Sexpertin in Mord
1
Ich merkte sofort, daß Rom ganz
anders war als Los Angeles, aber schließlich lag es ja in Europa, die Einwohner
waren vornehmlich Italiener und redeten alle eine fremde Sprache, die einem
jedoch recht angenehm in den Ohren klang. Ich war kaum angekommen, da begannen
mir auch schon die verrücktesten Dinge zu passieren; den ersten Schock erlitt
ich bei der Entdeckung, daß ich in Rom eine lebende Doppelgängerin besaß, und
diese Dame schien sehr weit herumgekommen zu sein. Ich konnte durch keine
Straße bummeln, ohne daß sich mindestens fünf Mann an meine Fersen hefteten,
mich in den rückwärtigsten Teil zwickten und »Bella !« sagten. Es hatte gar keinen Zweck, ihnen zu erklären: »Sie irren, mein Name ist
Mavis«, denn dann grinsten sie nur dumm — und sobald ich ihnen den Rücken
kehrte, zwickten sie schon wieder.
Nach einer Weile empfand ich
das nicht nur als störend, sondern auch als schmerzhaft. Wenn man rundherum so
gebaut ist wie ich, dann bleibt schnell keine Stelle mehr ungezwickt, und
außerdem trage ich nie einen Hüftgürtel. Und diese Entdeckung — daß ich eine
Doppelgängerin besaß, was die Straßen gefährlich für eine Dame machte, die im
Hinterkopf keine Augen hat — war wohl der Grund, daß ich mich für den Herrn zu
interessieren begann, der in meinem Hotel im Nebenzimmer wohnte.

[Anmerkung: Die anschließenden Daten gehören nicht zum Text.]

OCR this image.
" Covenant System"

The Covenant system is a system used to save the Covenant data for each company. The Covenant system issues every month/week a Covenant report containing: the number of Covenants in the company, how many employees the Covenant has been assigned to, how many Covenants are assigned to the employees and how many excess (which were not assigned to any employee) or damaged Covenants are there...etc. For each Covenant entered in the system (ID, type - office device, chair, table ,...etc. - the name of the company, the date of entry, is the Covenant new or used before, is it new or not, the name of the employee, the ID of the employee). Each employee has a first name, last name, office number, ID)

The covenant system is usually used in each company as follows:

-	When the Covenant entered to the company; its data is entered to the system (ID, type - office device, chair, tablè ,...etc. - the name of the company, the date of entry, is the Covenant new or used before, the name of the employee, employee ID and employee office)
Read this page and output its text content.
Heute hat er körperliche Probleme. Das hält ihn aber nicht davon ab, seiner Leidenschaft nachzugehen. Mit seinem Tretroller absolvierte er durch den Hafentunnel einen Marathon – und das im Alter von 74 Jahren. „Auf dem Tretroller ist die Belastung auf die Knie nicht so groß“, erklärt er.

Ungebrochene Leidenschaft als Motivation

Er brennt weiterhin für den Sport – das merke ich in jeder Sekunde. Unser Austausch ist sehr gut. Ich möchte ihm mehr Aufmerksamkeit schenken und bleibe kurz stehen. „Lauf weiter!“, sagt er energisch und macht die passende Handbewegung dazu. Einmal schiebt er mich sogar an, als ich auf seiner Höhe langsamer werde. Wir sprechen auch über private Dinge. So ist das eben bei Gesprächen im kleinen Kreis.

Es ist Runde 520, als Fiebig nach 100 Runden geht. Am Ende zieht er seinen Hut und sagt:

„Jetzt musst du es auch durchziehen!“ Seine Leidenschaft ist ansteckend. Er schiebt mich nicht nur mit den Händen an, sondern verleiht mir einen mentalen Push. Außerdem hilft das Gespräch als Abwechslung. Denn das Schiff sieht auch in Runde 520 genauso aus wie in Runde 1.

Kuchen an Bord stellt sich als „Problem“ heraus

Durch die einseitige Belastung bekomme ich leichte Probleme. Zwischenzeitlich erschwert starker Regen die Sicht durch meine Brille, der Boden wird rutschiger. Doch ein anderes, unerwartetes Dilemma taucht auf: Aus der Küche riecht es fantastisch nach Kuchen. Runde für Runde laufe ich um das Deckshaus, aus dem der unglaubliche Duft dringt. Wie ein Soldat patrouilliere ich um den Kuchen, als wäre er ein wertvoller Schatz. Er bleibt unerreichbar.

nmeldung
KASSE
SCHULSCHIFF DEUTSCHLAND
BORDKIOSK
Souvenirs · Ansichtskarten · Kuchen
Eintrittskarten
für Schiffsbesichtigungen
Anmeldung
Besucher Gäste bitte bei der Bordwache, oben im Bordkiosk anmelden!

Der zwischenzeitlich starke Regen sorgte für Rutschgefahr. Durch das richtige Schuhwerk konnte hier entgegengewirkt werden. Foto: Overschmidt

Er war ebenfalls Amerikaner.
Das merkte ich, als wir gleichzeitig unsere Zimmer verließen und dabei
zusammenprallten: da entschuldigte er sich nämlich noch kein bißchen. Er
starrte mich nur an und ging weiter, aber mir genügte ein Blick auf ihn, und
schon spürte ich wieder jenes Zittern in den Kniekehlen. Groß war er und
schwarzhaarig und gutaussehend, und der Ausdruck seiner dunkelbraunen Augen
erinnerte an einen Cocker-Spaniel, der die Bäume vor lauter Wald nicht sieht.
Der Mann paßte genau in meine Vorstellung von einem romantischen Urlaub in
Europa, und selbst wenn sich herausgestellt hätte, daß auch er zu den Zwickern
zählte, so blieb er doch wenigstens Amerikaner, und wir konnten uns ein wenig
unterhalten, während er sich der Zwickerei hingab.
Als wir im Flur
aufeinanderprallten, war ich gerade unterwegs zu einer Tagestour, deshalb hatte
ich bis zum Abend keine Gelegenheit, ihn wiederzutreffen. Der Ausflug war recht
stumpfsinnig, weil nämlich unser Fremdenführer den ganzen heißen Tag lang
darauf bestand, uns einen Haufen alter Gebäude zu zeigen, die entweder am
Einstürzen oder schon völlige Ruinen waren. Die Italiener haben wohl keine
Ahnung, wie man Häuser baut. So ziemlich das einzige, was nicht zusammenfiel,
war eine breite Treppe, und die — na, was denken Sie wohl? — war von Spaniern
erbaut worden. Als wir wieder im Hotel anlangten, war ich ziemlich erschöpft.
Der Fremdenführer war nicht nur stumpfsinnig gewesen, sondern obendrein noch
ein Gründungsmitglied der »Vereinigten Römischen Zwicker e. V«.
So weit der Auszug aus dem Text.